Tomorrow night, the council will receive (and likely accept) the 2nd quarter sales tax Collection report. I’ve been meaning/trying to put together a quarter by quarter sales tax spreadsheet for the last few years, but other things keep cropping up and I haven’t even really started.

The key issue in the six page staff report are that the 2nd quarter of 2007 dropped at 0.7% over the same time last year, and really it was increases in construction and food that appear to have offset decreases in every other category.

Unfortunately, the old saw of “South Shore/Towne Centre is under construction” doesn’t necessarily speak to the concern in dropping sales tax, as it was under construction in both 2006 and 2007, and in fact, some of the new stores have come on-line.

That said, the construction is well underway and major construction will be complete by this time next year. With Bed Bath and Beyond (does anyone else’s mind jump to the Simpson’s Halloween special that featured a trip to Bloodbath and Beyond when they hear that name?) opening, the theater coming on line in March, Borders, and other new, long-planned projects gearing up, perhaps we really are about to turn a corner.

With the huge public service union issues (Firefighters are up next!) It’s going to be interesting to see how this all plays out. Page 6 of the report shows that Police and Fire use nearly 60% of all general funds in the city.

With Action Alameda endorsing the use of state and regional laws to overcome local planning issues, perhaps they’ll start looking at supporting regional sales tax sharing laws in Sacramento. There was movement about four years ago, but it went no where. Now may be the time to look again. Check out the graph on Page 5 that compares sales tax collection per capita in Alameda County.

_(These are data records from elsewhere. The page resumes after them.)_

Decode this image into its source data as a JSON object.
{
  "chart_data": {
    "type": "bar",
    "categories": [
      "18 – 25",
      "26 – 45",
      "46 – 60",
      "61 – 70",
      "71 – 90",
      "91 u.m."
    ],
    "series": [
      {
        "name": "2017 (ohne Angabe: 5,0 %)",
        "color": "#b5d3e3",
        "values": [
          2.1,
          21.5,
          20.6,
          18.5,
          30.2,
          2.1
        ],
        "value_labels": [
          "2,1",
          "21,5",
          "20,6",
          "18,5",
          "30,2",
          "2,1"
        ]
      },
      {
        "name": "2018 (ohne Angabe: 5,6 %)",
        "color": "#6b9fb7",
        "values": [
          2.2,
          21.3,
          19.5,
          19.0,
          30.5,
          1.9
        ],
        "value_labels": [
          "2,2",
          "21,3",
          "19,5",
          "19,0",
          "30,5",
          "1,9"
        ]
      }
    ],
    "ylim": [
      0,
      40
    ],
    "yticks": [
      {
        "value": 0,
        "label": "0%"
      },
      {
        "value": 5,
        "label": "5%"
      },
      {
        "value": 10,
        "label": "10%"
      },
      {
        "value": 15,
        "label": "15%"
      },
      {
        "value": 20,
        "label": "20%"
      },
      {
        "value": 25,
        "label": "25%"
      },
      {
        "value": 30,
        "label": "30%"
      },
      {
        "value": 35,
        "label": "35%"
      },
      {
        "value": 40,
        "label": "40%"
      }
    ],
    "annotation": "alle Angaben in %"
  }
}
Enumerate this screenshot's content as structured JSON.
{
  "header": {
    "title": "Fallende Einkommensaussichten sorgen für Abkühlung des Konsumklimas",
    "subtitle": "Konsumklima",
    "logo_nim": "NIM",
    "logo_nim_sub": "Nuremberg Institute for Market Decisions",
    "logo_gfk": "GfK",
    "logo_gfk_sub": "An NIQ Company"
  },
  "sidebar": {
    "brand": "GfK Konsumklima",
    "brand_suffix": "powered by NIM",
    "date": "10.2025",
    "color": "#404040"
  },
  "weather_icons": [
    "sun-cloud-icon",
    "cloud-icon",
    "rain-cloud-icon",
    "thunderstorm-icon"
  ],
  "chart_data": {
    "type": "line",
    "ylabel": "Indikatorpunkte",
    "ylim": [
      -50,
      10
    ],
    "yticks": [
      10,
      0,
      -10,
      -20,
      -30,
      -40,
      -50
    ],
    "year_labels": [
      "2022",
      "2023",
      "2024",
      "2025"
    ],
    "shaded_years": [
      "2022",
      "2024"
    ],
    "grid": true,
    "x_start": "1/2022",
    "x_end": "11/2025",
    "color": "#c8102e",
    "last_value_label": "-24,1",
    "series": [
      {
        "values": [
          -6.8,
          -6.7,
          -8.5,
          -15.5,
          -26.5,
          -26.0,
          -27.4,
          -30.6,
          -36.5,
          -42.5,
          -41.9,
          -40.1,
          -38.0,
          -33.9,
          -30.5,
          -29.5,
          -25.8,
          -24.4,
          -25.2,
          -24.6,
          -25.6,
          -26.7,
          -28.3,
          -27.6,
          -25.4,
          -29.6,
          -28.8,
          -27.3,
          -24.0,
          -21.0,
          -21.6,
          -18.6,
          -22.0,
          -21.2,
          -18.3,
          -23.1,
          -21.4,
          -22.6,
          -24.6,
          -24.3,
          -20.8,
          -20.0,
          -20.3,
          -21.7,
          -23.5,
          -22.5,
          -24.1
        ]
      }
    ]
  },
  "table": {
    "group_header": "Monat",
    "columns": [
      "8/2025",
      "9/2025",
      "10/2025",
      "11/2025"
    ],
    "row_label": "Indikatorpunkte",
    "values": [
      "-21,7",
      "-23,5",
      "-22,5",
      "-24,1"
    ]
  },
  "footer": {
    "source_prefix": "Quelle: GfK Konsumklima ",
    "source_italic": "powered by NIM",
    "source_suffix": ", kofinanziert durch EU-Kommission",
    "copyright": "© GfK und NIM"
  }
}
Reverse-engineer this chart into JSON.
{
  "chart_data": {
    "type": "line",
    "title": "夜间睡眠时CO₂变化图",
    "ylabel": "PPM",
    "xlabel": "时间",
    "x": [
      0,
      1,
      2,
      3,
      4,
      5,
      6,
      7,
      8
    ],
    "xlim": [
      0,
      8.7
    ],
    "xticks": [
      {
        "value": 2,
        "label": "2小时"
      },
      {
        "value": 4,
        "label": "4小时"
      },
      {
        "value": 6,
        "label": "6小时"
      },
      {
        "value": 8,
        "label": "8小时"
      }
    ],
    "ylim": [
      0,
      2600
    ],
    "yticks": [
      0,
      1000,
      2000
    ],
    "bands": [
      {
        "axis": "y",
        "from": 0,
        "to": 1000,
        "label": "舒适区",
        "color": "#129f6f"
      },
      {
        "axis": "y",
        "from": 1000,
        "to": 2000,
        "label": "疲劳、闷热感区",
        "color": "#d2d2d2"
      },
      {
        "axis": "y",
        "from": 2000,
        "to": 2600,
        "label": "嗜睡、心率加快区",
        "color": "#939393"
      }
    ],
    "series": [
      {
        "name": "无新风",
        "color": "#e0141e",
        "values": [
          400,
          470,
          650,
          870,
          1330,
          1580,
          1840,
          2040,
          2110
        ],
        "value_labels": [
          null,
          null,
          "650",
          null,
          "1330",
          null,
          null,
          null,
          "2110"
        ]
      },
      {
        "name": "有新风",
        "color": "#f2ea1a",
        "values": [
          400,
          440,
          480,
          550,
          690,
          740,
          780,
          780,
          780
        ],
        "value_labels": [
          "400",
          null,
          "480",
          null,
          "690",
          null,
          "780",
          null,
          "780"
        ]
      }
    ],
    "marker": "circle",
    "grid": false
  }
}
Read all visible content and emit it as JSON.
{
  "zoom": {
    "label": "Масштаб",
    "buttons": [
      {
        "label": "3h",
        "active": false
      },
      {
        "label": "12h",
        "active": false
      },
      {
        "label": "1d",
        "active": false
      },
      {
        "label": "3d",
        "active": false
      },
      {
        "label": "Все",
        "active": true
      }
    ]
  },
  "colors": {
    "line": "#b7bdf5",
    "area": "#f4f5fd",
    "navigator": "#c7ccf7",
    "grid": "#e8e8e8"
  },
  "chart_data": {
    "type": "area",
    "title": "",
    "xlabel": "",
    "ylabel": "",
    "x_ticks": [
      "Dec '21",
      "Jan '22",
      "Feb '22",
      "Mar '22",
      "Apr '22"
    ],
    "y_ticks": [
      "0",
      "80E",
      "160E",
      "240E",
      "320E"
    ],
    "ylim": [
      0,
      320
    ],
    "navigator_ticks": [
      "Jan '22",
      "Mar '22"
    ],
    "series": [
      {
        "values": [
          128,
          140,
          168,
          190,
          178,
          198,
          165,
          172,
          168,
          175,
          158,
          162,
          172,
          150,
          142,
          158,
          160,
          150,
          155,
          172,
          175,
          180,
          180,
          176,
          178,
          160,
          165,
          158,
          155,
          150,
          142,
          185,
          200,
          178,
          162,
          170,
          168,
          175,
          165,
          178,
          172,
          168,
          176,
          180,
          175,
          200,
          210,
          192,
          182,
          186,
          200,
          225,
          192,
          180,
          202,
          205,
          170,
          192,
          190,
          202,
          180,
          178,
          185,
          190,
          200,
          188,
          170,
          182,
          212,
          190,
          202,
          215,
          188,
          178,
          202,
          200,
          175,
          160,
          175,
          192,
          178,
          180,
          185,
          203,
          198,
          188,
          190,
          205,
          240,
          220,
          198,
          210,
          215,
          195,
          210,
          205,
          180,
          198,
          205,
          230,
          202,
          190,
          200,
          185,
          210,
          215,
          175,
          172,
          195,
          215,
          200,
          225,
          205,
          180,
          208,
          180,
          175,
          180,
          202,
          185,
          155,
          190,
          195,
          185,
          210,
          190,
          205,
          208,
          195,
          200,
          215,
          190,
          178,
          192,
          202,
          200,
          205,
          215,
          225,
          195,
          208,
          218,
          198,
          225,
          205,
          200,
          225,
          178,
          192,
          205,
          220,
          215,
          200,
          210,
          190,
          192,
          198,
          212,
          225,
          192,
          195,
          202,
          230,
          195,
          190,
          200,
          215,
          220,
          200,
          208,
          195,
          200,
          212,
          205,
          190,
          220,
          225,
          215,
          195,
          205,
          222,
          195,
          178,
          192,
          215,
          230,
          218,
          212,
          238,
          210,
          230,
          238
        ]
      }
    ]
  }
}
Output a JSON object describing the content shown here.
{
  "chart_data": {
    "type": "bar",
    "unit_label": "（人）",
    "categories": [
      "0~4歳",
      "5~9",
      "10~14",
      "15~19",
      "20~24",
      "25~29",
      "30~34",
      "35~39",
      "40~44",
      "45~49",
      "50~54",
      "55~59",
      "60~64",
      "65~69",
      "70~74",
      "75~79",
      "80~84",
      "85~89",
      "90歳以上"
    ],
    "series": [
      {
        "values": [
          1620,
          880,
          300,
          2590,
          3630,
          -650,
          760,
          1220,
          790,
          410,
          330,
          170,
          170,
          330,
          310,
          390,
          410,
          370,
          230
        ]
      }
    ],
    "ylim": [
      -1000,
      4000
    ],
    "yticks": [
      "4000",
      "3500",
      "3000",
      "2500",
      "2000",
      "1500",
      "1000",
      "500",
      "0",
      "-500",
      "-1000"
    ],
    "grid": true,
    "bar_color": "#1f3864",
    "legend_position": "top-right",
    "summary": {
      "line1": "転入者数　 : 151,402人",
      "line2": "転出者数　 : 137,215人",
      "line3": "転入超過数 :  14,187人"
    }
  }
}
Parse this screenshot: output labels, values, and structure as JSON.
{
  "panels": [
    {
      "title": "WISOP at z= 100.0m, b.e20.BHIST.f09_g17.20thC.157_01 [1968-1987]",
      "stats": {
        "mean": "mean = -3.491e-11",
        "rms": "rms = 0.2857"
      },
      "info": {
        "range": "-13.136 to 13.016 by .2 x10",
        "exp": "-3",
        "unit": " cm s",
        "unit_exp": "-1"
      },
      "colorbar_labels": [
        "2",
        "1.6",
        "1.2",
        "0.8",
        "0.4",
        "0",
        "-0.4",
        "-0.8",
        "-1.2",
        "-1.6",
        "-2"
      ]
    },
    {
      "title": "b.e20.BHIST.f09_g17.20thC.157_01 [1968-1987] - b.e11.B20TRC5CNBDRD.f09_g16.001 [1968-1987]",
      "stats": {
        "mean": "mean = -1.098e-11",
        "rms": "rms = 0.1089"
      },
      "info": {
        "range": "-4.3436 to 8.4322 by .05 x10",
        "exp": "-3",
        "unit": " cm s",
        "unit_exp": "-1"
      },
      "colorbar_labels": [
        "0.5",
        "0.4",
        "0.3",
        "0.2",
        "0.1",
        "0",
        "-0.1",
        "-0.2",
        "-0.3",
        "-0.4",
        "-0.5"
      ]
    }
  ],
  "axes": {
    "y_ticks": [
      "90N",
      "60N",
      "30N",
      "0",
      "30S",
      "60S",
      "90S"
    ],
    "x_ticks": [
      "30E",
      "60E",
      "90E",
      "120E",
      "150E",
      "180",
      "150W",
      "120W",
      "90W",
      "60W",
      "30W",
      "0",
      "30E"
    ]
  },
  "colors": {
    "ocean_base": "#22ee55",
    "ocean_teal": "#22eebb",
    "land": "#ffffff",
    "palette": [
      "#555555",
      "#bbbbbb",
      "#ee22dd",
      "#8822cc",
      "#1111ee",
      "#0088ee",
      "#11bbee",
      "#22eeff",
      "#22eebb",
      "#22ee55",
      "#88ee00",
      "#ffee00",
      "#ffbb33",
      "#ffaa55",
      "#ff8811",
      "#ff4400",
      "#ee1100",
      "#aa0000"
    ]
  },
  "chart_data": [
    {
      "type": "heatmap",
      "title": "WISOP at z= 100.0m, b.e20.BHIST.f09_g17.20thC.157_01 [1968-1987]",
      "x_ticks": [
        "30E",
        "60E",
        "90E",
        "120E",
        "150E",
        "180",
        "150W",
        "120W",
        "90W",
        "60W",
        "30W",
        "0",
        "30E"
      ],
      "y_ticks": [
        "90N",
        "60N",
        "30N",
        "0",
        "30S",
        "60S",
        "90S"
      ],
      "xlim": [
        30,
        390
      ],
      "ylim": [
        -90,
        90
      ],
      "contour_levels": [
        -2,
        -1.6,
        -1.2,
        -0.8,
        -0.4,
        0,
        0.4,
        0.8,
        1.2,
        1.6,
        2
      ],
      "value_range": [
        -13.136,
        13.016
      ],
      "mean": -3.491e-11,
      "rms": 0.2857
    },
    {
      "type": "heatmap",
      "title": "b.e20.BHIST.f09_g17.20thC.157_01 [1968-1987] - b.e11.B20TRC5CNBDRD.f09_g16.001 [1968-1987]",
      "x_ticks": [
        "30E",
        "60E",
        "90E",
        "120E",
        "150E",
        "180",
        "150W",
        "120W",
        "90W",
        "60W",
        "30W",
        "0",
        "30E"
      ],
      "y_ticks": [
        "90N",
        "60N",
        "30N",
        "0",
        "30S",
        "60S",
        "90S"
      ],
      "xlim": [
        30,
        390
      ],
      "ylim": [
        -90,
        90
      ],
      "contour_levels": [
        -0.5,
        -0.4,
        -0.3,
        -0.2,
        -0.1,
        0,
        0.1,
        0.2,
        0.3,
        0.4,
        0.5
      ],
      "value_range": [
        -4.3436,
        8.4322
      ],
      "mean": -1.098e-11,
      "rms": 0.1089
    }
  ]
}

Alameda beat Piedmont (Yay us!) and the unincorporated areas of the county (Wohoo, we’re on a roll). And they we get our butts handed to us by the rest of the cities in the county (It’s like we’re the Cal Bears of city sales tax collection!) Check out Emeryville. There’s some serious redistribution that needs to at least be talked about.

1 comment for “Money

  1. Michael Krueger
    December 3, 2007 at 11:39 am

    Ever since I saw the Simpsons episode with the “Bloodbath & Beyond Gun Shop,” I always think of it when I see “Bed Bath and Beyond”:


    But seriously, I wasn’t surprised to see Emeryville popping off the sales tax chart. Emeryville is an example of the “fiscalization of land use” run amok. That’s a wonky term for one of the unintended consequences of Proposition 13 in California: Because cities new receive more revenues from sales taxes than they do from property taxes, and because land uses like housing can require more city services than retail uses, cash-strapped city governments are sorely tempted to approve as much large-scale retail as possible and as few housing and other non-sales-tax-generating land uses as possible. Take this to the extreme and you get Emeryville.

    The Emeryville phenomenon is explored in detail in the report “Behind the Boomtown: Growth and Urban Redevelopment in Emeryville,” published by the East Bay Alliance for a Sustainable Economy in 2003. The report essentially concludes that Emeryville has managed to take sales-tax-generating retail opportunities from neighboring cities like Alameda and Oakland and concentrate them all in one place, fattening the city’s coffers. At the same time, it shifted the financial burden of creating new housing to neighboring cities:

    At the same time Emeryville shifted housing demand to other cities, the City reaped a windfall of revenues from new businesses that draw customers and employees from throughout the region. In particular, the City pursued and captured a disproportionate share of net new sales tax, a source of revenue relied on by most local governments for discretionary spending. Overall, this drew revenues needed to provide public services, especially housing, away from other cities that house Emeryville’s workforce.

    Based on these findings, we conclude that the Emeryville’s redevelopment did not, overall, mitigate the economic opportunity and affordable housing crises facing the East Bay region. While no city bears sole responsibility for solving regional problems, Emeryville had a unique opportunity with its redevelopment powers and land advantages to improve conditions for all families in the East Bay. That the City did not choose to take advantage of this opportunity will have serious implications for the region’s future.

    What Emeryville did was good for its city budget but bad for the region and bad for its own residents. Instead of the “small-scale retail along main streets” envisioned in its General Plan, the city focused on “development of chain and big box stores” and “did not incorporate comprehensive transit planning into its development planning.” The result is an automobile traffic nightmare that has made the town less livable for its residents:

    A real commitment on the part of the City to attract more family housing, parks and open space and locally serving retail, and to focus on development projects that contributed to creating a walkable, cohesive community would have dramatically improved the livability and family-friendliness of Emeryville. These residents have also borne much of the brunt of increased traffic due to the city’s rapid growth.

    Emeryville’s easy freeway access has been its blessing and its curse. It has allowed a sales tax boom, but it has also dumped a huge amount of regional traffic onto its local streets. Although I believe our city leaders can resist the lure of sales tax dollars from mega-retail, the fact that Alameda Point has no direct freeway access effectively rules out a replay of the Emeryville boom in Alameda…no matter how tempting it might be from the city’s budget perspective.